The suit goes on to allege that as early as 2019, Sam’s father directly participated in efforts to cover up a whistleblower complaint which threatened to “expose the FTX Group as a house of cards.”
The filing also details emails written by Bankman, in which he allegedly complained to the FTX US Head of Administration that his annual salary was $200,000, when he was “supposed to be getting $1M/yr.”
That grievance was ultimately elevated to his son in an email, according to the lawsuit: “Gee, Sam I don’t know what to say here. This is the first [I] have heard of the 200K a year salary! Putting Barbara on this,” CNBC reported the filing as alleging.
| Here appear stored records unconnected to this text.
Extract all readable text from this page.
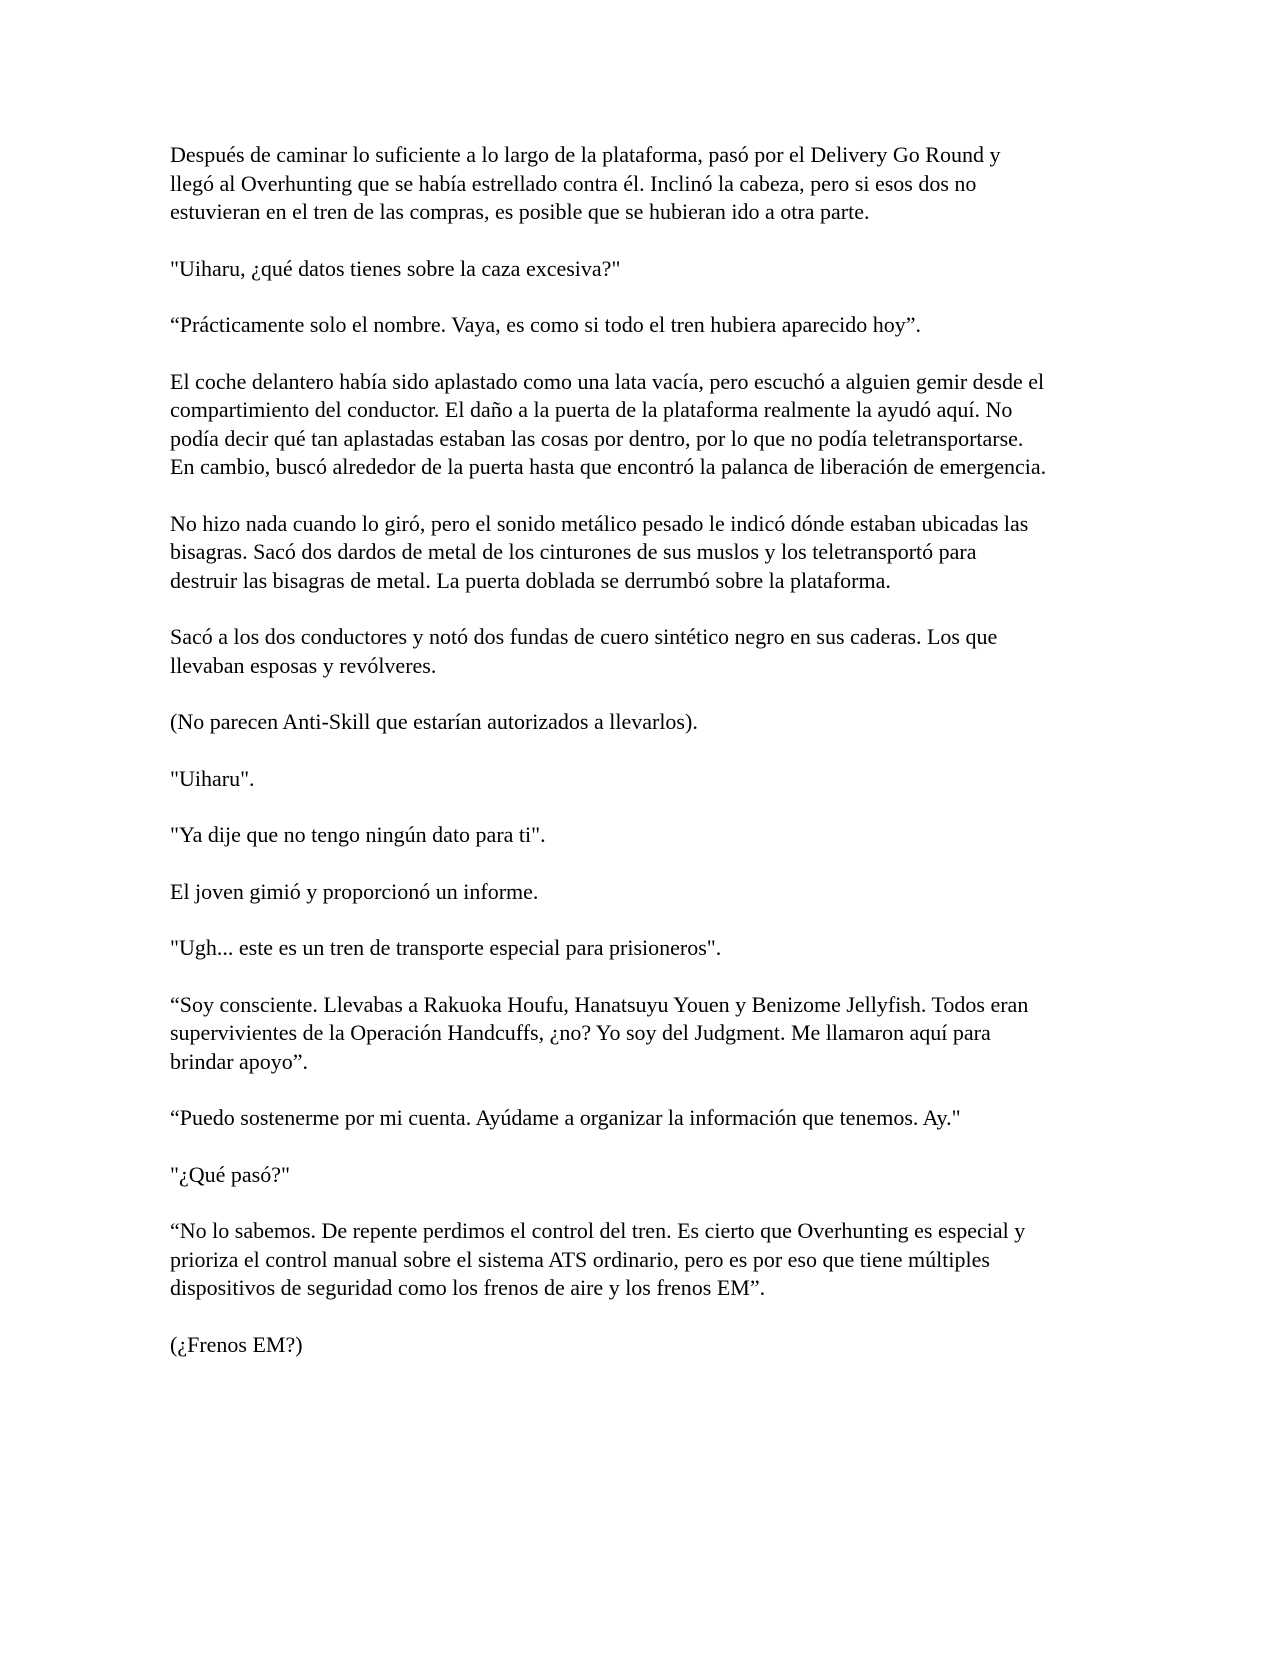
Después de caminar lo suficiente a lo largo de la plataforma, pasó por el Delivery Go Round y llegó al Overhunting que se había estrellado contra él. Inclinó la cabeza, pero si esos dos no estuvieran en el tren de las compras, es posible que se hubieran ido a otra parte.

"Uiharu, ¿qué datos tienes sobre la caza excesiva?"

“Prácticamente solo el nombre. Vaya, es como si todo el tren hubiera aparecido hoy”.

El coche delantero había sido aplastado como una lata vacía, pero escuchó a alguien gemir desde el compartimiento del conductor. El daño a la puerta de la plataforma realmente la ayudó aquí. No podía decir qué tan aplastadas estaban las cosas por dentro, por lo que no podía teletransportarse. En cambio, buscó alrededor de la puerta hasta que encontró la palanca de liberación de emergencia.

No hizo nada cuando lo giró, pero el sonido metálico pesado le indicó dónde estaban ubicadas las bisagras. Sacó dos dardos de metal de los cinturones de sus muslos y los teletransportó para destruir las bisagras de metal. La puerta doblada se derrumbó sobre la plataforma.

Sacó a los dos conductores y notó dos fundas de cuero sintético negro en sus caderas. Los que llevaban esposas y revólveres.

(No parecen Anti-Skill que estarían autorizados a llevarlos).

"Uiharu".

"Ya dije que no tengo ningún dato para ti".

El joven gimió y proporcionó un informe.

"Ugh... este es un tren de transporte especial para prisioneros".

“Soy consciente. Llevabas a Rakuoka Houfu, Hanatsuyu Youen y Benizome Jellyfish. Todos eran supervivientes de la Operación Handcuffs, ¿no? Yo soy del Judgment. Me llamaron aquí para brindar apoyo”.

“Puedo sostenerme por mi cuenta. Ayúdame a organizar la información que tenemos. Ay."

"¿Qué pasó?"

“No lo sabemos. De repente perdimos el control del tren. Es cierto que Overhunting es especial y prioriza el control manual sobre el sistema ATS ordinario, pero es por eso que tiene múltiples dispositivos de seguridad como los frenos de aire y los frenos EM”.

(¿Frenos EM?)
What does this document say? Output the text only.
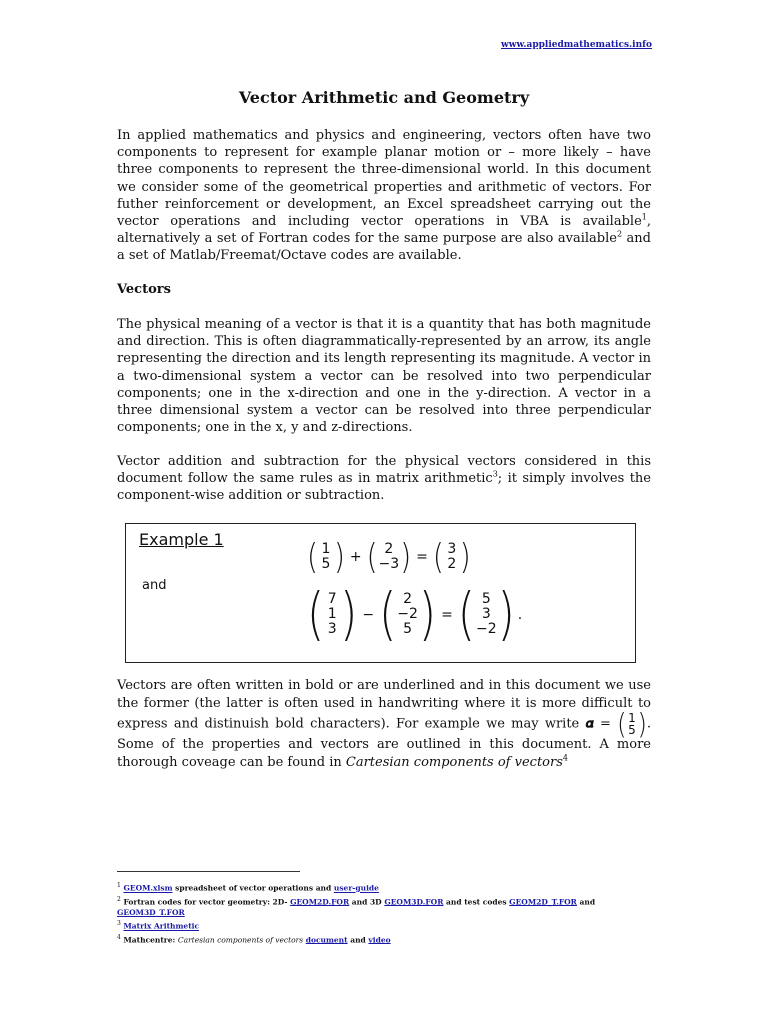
www.appliedmathematics.info
Vector Arithmetic and Geometry

In applied mathematics and physics and engineering, vectors often have two components to represent for example planar motion or – more likely – have three components to represent the three-dimensional world. In this document we consider some of the geometrical properties and arithmetic of vectors. For futher reinforcement or development, an Excel spreadsheet carrying out the vector operations and including vector operations in VBA is available$^1$, alternatively a set of Fortran codes for the same purpose are also available$^2$ and a set of Matlab/Freemat/Octave codes are available.

Vectors

The physical meaning of a vector is that it is a quantity that has both magnitude and direction. This is often diagrammatically-represented by an arrow, its angle representing the direction and its length representing its magnitude. A vector in a two-dimensional system a vector can be resolved into two perpendicular components; one in the x-direction and one in the y-direction. A vector in a three dimensional system a vector can be resolved into three perpendicular components; one in the x, y and z-directions.

Vector addition and subtraction for the physical vectors considered in this document follow the same rules as in matrix arithmetic$^3$; it simply involves the component-wise addition or subtraction.

Example 1
and
( 1
5 ) + ( 2
−3 ) = ( 3
2 )
( 7
1
3 ) − ( 2
−2
5 ) = ( 5
3
−2 ) .

Vectors are often written in bold or are underlined and in this document we use the former (the latter is often used in handwriting where it is more difficult to express and distinuish bold characters). For example we may write 𝜶 = ( 1
5 ) . Some of the properties and vectors are outlined in this document. A more thorough coveage can be found in Cartesian components of vectors$^4$

$^1$ GEOM.xlsm spreadsheet of vector operations and user-guide
$^2$ Fortran codes for vector geometry: 2D- GEOM2D.FOR and 3D GEOM3D.FOR and test codes GEOM2D_T.FOR and
GEOM3D_T.FOR
$^3$ Matrix Arithmetic
$^4$ Mathcentre: Cartesian components of vectors document and video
The filing characterises the correspondence as Bankman lobbying his son to “massively increase his own salary.”
Within two weeks, the suit claims that Sam Bankman-Fried had collectively gifted his parents $10 million in funds coming from Alameda, and within three months, the couple was deeded the $16.4 million property in The Bahamas.
According to the partially-redacted filing, Bankman-Fried’s parents also “pushed for tens of millions of dollars in political and charitable contributions, including to Stanford University, which were seemingly designed to boost Bankman’s and Fried’s professional and social status.”
CNBC also reported that Fried is also accused of encouraging her son and others within the company to avoid, if not violate, federal campaign finance disclosure rules by “engaging in straw donations or otherwise concealing the FTX Group as the source of the contributions.”
Bankman and Fried “either knew – or ignored bright red flags revealing – that their son, Bankman-Fried, and other FTX Insiders were orchestrating a vast fraudulent scheme,” the lawsuit alleged.
FTX’s new leadership team has spent months trying to piece back together billions of dollars in missing assets belonging to the failed digital asset exchange.
In July FTX filed a lawsuit against Sam Bankman-Fried, seeking to recoup more than $1 billion, and alleging the funds were used to cover his legal defence.
FTX’s lawsuit against his parents meanwhile is seeking asks for a mix of compensatory relief, including punitive damages resulting from Bankman and Fried’s “conscious, willful, wanton, and malicious conduct,” as well as the return of any property or payments made to the pair from FTX.
CNBC reported that if a judge rules in favour of FTX, it is unclear how the clawbacks might affect Bankman and Fried’s ability to pay for their son’s legal fees as he heads to trial on 2 October.
Meanwhile legal counsel for Bankman and Fried said in a written statement to CNBC that FTX’s Tuesday’s filing “is a dangerous attempt to intimidate Joe and Barbara and undermine the jury process just days before their child’s trial begins,” adding that “these claims are completely false.”
“Mr. Ray and his massive team of lawyers, who are collectively running up countless millions of dollars in fees while returning relatively little to FTX clients, know better,” continues the statement from Bankman and Fried’s attorneys.